Villages and towns fell in quick succession as the Thunderbirds conducted their own Provençal blitzkrieg through Salernes along the D561 to Varages, north to Pertuis, and on to Apt below the Grand Luberon Mountains. It was a dreamlike rush through bleached fields dotted with neat bundles of drying lavender, its scent strong in the hot mistral winds, and along dusty roads shaded by plane trees. Photographs taken during the giddy advance showed Thunderbirds ducking their heads into yellow-stoned fountains, surrounded by excited French boys in shorts and sandals. In some villages, partisans greeted them, feverishly smoking sour Turkish tobacco cigarettes, their pomaded hair glinting in the sun, as vengeful crowds gathered to slap and kick black-eyed collaborators and watch the Germans’ French mistresses have their heads shaved.

Unlike in Italy, there were no shoeless children begging at the mess tents at chow time. No more widows clad in black scavenging in the dirt with bony hands for cigarette and cigar butts. Local partisans provided key intelligence about the Germans and their movements, and often eagerly joined forces with the Thunderbirds as they advanced, flushing enemy snipers like sangliers— wild boars— from cedar forests and gorges of the Luberon Mountains. Some would stay with the regiment until the end of the war.

One day, as he charged deeper into France, Sparks apparently learned from scouts that a key bridge was undefended and decided to check it out. As he approached the bridge, he began to feel distinctly uneasy. It was far too quiet for his liking. Nevertheless, he continued down a hill toward the bridge in his jeep. A dozen Germans suddenly appeared. Sparks put his hands in the air to surrender. A German walked over to the jeep. Then a fist flew. Sparks’s driver is said to have knocked the German to the ground and gunned the engine. Before the startled Germans could react, he and Sparks had raced around a corner and disappeared from view.

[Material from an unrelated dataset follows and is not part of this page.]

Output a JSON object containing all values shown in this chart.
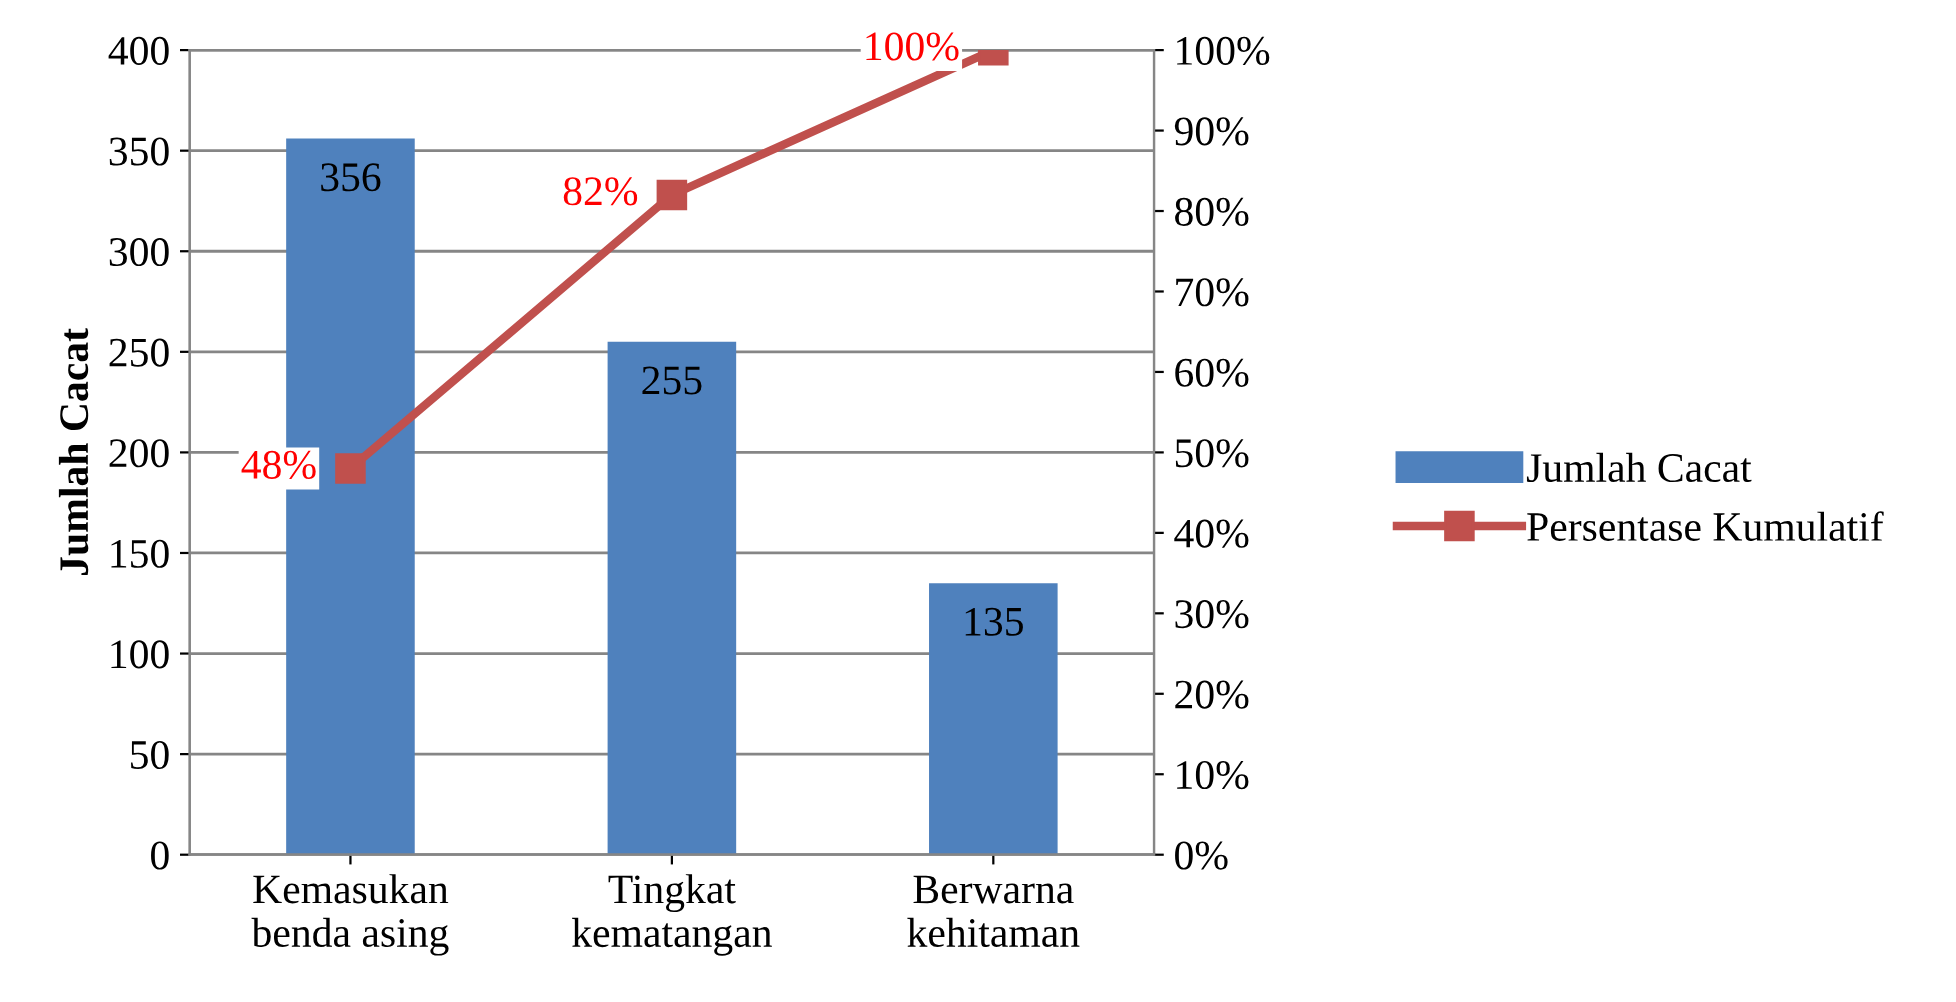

Sparks joked that he now must hold the record for the shortest time spent as a prisoner in World War II. But the near escape left him determined to be better armed in the future in case he had to blast his way out of trouble. What he really wanted was a shotgun, like the one he’d used to hunt with back in the Arizona. It wasn’t long before his men had found an old French farmer, paid him for his buckshot-loaded scattergun, and handed it to a delighted Sparks.

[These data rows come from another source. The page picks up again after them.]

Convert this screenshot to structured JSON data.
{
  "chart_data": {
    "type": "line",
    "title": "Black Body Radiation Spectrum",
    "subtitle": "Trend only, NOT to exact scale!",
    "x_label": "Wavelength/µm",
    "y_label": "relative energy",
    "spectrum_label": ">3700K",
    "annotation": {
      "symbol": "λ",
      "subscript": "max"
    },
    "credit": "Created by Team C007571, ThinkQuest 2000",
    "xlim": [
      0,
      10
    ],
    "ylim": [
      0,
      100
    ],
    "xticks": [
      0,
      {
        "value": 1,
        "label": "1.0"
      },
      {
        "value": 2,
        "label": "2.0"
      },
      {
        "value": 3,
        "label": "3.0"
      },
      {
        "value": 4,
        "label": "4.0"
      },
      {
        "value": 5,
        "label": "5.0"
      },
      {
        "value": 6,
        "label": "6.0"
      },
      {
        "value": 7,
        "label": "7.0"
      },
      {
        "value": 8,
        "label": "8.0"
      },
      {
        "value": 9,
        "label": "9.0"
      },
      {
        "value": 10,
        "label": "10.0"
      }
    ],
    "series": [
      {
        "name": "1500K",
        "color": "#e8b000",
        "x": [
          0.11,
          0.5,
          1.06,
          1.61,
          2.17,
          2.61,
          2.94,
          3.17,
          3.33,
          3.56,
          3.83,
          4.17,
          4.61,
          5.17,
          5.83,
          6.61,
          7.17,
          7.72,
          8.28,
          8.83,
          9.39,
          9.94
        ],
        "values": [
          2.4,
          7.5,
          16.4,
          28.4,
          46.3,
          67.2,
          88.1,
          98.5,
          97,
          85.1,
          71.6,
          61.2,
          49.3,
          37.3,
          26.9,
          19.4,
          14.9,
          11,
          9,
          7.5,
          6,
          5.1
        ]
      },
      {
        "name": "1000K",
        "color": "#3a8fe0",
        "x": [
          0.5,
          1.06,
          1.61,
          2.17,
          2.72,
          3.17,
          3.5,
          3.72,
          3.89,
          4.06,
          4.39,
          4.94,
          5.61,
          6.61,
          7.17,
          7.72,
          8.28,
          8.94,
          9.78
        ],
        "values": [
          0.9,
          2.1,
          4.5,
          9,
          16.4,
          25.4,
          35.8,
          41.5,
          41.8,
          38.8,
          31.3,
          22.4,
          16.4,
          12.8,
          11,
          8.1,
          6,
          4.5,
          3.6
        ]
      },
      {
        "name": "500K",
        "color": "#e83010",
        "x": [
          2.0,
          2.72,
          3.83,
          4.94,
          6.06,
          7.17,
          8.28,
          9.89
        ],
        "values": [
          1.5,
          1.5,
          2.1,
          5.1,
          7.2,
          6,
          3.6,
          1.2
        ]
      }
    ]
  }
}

Sparks kept his Colt .45 in a hip holster and carried the shotgun up front in his jeep. In one village, he found a craftsman who replaced the pistol’s standard grips with transparent plastic taken from a downed American bomber’s windshield. Sparks set a photograph of his son, Kirk, and wife, Mary, under one grip and a favorite pinup under the other. From now on, beauty would be his lucky charm.